Community meeting on STDs is Monday
Published: Saturday, May 4, 2013 at 5:23 p.m.
Last Modified: Saturday, May 4, 2013 at 5:23 p.m.
Over the past five years, 75 percent of new cases of chlamydia and gonorrhea were reported among people between the ages of 15 and 24 — a worrying statistic that has prompted a community meeting on Monday at the Alachua County Health Department.
The public meeting, sponsored by the 4As, short for the African-American Accountability Alliance, will include presentations from community members, high school and college students and public health officials.
“The issue seems to be that individuals don’t know that they are at risk. Our community has never really come together to effectively promote awareness of this issue,” said Juliun Kinsey, the education committee chair of the 4As. “Fortunately, it’s not too late, and there are people who care.”
Kinsey said some presentations will address models that have worked in curbing or preventing STDs, such as the one used by the University of Florida’s RCP campaign, which stands for “respect yourself; check yourself; protect yourself.”
Kinsey said that not only does Alachua County have high rates of STDs compared with the rest of the state, nationally, the Centers for Disease Control and Prevention reports that 16- to 25-year-olds account for 50 percent of the new cases of chlamydia and gonorrhea, compared with 75 percent of people in this age group in Alachua County.
In addition, 114 new cases were reported in people ages 14 and below in Alachua County, according to Florida Department of Health statistics.
The statistics, released in March, showed that Alachua County has the fourth-highest level of STDs in the state, primarily among 15- to 19-year-olds. The data also show that blacks are disproportionately affected by STDs, but Kinsey emphasized that STDs can affect everyone and that the community as a whole needs to be aware of how to prevent and combat them.

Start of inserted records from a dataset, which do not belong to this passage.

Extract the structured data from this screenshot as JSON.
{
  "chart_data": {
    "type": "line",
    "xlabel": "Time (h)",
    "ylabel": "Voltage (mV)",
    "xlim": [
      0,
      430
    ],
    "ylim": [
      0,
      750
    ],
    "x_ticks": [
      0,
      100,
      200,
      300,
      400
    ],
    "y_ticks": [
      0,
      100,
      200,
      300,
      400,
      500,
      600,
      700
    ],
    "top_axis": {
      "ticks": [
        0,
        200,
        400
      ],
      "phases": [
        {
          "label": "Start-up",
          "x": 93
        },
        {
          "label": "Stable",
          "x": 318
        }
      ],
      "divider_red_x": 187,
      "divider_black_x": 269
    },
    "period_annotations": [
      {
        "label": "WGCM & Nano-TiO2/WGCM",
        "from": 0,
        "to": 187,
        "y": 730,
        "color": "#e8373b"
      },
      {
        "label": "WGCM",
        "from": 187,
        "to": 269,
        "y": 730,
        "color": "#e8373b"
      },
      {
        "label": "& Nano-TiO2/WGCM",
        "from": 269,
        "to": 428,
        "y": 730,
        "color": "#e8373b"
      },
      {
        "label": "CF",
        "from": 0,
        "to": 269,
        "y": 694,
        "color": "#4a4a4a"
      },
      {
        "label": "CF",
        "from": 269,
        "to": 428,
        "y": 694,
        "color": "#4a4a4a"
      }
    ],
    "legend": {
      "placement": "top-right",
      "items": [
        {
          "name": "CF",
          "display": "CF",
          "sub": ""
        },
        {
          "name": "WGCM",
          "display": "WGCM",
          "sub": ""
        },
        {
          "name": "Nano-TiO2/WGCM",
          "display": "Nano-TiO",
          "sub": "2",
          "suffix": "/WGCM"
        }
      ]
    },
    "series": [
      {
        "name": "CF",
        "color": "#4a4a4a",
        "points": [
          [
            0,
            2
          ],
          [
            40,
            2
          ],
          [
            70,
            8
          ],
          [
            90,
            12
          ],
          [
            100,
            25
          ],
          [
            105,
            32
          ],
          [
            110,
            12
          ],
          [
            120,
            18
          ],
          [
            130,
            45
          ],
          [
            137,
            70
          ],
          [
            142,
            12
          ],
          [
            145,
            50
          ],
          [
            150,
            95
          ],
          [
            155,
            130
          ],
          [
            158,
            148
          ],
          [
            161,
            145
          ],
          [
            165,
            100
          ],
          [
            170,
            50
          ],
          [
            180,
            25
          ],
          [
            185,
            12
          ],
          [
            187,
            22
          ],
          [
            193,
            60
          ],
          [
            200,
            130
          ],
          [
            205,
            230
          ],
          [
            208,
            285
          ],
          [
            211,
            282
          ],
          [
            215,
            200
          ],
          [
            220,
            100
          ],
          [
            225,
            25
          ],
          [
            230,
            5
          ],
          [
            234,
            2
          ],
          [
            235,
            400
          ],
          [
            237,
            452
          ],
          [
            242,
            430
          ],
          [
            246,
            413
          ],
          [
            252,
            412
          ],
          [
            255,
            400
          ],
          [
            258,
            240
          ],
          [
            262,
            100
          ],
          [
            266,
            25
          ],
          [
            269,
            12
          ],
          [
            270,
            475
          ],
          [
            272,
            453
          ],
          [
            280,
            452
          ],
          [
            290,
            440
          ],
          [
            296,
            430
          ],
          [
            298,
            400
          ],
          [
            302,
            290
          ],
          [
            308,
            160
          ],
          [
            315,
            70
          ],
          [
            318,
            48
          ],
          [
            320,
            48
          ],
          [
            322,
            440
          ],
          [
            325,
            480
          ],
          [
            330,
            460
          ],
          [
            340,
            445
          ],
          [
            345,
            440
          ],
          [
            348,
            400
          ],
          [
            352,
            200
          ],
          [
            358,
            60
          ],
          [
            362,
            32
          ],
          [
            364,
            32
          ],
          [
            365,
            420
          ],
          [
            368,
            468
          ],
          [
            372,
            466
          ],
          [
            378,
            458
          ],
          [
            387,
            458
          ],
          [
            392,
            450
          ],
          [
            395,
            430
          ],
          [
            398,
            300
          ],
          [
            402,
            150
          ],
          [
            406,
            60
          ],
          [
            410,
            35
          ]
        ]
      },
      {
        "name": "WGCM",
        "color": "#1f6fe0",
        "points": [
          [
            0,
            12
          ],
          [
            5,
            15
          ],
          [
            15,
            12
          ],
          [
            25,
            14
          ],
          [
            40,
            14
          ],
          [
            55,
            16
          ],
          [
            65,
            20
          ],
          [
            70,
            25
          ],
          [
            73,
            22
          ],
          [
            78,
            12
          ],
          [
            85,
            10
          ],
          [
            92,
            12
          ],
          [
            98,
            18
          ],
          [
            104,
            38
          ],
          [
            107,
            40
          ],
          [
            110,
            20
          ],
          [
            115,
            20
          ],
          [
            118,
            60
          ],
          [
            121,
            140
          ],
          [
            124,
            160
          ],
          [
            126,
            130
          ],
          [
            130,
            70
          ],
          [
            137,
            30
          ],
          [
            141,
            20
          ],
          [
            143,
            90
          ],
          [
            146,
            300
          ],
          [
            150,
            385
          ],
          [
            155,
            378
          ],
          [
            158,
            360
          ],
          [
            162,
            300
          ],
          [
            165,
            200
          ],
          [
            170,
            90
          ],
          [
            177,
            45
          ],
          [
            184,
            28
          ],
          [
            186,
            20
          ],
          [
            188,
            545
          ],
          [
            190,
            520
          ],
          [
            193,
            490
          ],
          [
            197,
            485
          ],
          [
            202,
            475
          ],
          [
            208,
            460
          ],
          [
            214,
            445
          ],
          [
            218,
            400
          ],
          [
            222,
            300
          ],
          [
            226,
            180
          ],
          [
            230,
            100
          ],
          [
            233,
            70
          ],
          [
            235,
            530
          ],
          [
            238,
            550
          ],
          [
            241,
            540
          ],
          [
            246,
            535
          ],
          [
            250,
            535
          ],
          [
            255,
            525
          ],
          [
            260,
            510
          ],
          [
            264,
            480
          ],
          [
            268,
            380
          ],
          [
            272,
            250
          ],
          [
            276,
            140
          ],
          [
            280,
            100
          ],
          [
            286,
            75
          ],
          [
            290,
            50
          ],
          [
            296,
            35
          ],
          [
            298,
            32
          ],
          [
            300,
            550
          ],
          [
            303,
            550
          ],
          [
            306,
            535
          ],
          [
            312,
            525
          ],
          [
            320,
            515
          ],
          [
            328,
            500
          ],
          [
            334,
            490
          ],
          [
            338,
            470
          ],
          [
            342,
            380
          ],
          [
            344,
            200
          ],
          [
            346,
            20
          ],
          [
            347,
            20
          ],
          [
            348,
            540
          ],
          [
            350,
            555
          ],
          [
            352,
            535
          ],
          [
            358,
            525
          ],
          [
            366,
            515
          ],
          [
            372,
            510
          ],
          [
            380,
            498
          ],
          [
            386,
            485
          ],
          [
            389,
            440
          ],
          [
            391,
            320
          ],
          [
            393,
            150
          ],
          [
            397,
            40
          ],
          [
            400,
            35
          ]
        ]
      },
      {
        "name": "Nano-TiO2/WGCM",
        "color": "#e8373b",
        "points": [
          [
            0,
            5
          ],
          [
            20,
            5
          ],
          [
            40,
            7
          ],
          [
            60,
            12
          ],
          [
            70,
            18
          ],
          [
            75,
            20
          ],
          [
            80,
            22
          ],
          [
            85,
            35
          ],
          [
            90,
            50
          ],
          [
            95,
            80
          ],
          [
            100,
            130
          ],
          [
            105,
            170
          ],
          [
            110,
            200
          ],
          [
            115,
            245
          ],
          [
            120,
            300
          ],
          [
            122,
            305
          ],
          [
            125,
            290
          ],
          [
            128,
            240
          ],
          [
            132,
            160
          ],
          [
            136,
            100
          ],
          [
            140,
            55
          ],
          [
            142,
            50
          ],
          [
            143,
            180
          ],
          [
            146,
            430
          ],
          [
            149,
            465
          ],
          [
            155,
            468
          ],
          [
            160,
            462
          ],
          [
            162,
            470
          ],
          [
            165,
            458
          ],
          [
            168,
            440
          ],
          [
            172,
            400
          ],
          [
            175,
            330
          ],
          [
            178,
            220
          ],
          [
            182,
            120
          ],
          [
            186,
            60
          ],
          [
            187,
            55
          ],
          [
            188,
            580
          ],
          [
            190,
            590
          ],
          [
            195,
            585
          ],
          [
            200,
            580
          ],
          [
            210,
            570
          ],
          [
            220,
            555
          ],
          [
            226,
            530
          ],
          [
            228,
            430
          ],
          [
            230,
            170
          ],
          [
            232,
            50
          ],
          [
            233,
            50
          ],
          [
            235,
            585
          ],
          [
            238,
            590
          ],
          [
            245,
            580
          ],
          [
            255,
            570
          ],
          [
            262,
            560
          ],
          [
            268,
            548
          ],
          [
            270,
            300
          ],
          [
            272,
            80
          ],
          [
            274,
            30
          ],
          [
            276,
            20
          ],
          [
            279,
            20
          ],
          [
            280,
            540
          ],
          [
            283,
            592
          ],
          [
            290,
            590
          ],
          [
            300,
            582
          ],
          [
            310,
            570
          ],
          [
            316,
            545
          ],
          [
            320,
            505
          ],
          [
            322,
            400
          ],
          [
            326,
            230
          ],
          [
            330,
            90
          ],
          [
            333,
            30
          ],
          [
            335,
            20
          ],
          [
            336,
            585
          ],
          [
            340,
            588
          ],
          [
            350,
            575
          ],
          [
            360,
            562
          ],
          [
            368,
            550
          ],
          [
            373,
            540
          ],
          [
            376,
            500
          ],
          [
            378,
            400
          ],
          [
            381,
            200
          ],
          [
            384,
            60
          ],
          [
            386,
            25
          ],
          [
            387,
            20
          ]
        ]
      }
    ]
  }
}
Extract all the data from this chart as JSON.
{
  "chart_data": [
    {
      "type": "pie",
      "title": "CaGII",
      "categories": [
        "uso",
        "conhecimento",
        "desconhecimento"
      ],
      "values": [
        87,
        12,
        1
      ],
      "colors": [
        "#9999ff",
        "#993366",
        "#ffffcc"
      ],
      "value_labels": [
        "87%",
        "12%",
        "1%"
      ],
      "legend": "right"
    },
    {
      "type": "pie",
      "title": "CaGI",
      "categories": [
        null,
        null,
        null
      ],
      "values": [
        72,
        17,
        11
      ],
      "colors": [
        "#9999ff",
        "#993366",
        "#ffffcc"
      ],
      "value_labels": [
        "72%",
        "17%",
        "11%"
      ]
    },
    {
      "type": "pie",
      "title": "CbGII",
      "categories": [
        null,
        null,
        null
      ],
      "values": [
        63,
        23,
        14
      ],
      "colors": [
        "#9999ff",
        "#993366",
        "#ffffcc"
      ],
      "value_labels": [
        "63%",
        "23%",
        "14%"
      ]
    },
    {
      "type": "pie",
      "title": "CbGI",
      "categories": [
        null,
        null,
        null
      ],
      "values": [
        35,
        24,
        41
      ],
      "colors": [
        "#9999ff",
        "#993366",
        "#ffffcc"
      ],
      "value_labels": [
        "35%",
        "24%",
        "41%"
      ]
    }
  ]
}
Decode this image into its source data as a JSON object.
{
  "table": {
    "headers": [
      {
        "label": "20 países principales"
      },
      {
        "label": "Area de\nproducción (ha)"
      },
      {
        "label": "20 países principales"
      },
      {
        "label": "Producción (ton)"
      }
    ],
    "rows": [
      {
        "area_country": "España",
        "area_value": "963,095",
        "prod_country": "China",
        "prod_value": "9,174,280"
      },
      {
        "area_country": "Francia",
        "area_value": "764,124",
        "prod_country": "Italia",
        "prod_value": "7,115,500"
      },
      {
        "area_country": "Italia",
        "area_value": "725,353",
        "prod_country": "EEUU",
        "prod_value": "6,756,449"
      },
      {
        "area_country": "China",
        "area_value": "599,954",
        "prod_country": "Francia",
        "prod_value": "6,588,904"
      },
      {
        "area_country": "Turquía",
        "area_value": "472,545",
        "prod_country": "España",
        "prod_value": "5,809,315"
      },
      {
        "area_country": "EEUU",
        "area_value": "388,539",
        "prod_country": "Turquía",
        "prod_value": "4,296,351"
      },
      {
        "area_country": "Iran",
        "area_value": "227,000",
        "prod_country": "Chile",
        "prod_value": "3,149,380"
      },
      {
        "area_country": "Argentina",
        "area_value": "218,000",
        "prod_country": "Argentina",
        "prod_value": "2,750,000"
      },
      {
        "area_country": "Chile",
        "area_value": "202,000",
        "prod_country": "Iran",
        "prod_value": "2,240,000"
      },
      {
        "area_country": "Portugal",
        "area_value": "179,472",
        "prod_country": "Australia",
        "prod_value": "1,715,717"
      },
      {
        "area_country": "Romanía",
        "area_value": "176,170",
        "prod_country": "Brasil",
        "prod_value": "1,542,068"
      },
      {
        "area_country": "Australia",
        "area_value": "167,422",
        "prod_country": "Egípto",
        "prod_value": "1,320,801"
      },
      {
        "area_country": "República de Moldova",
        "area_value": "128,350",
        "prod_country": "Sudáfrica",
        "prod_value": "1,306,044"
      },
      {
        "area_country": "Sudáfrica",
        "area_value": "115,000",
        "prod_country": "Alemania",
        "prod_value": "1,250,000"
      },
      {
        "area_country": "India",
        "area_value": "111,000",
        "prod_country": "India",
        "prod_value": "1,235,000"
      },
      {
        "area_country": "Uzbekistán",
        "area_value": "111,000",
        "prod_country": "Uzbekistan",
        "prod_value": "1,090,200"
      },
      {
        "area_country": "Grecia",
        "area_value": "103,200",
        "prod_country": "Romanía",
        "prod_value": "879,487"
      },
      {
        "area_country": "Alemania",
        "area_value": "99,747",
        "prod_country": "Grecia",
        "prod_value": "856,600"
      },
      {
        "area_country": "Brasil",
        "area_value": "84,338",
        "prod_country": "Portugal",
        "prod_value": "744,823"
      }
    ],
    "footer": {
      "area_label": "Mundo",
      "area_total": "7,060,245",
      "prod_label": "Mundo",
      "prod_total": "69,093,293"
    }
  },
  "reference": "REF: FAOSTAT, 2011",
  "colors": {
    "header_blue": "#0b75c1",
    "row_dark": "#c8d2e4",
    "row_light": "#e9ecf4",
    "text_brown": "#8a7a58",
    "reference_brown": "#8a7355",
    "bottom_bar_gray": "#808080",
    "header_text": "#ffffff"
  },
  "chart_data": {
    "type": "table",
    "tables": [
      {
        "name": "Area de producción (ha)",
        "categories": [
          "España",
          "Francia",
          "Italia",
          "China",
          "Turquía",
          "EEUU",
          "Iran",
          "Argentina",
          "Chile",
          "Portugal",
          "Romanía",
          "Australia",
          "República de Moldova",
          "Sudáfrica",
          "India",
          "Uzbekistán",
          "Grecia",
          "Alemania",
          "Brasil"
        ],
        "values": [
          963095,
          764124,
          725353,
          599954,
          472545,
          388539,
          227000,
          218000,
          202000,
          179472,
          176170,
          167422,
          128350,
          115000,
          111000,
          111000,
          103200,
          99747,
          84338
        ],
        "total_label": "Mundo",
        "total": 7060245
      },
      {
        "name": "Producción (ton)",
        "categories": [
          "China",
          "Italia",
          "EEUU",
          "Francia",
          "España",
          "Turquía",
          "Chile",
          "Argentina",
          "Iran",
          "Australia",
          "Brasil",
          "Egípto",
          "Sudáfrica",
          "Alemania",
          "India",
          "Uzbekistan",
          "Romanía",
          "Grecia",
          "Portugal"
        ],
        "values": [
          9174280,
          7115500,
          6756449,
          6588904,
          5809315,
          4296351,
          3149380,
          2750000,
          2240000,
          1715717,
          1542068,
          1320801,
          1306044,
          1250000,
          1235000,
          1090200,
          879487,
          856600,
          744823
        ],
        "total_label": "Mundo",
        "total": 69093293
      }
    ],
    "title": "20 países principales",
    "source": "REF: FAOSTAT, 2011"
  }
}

In addition to student presentations, Bobby Davis, the HIV/AIDs regional program coordinator at the Alachua County Health Department, and Dr. Nancy Hardt, the director for health disparities and service learning programs at the University of Florida, will give presentations.
There will also be time for community dialogue, Kinsey said.
“We need our community to see themselves as stakeholders in this issue. The people affected are in our schools, churches and neighborhoods,” he said. “We can’t be ignorant to the fact that what we have done isn’t working. We need to take action as quickly as possible — and do so independent of any form of government.”
Kinsey said he anticipates about 200 people to attend, including many students and families.
“One of the best (types of) promotion is word of mouth. If we can have 200 people who now have this information in their heads, who knows how many people they can reach with the information by this time next week,” Kinsey said.
The meeting, which is free and open to the public, starts at 6:30 p.m. and will be held at the Alachua County Health Department at 224 SE 24th St. in Gainesville. Dinner will be provided.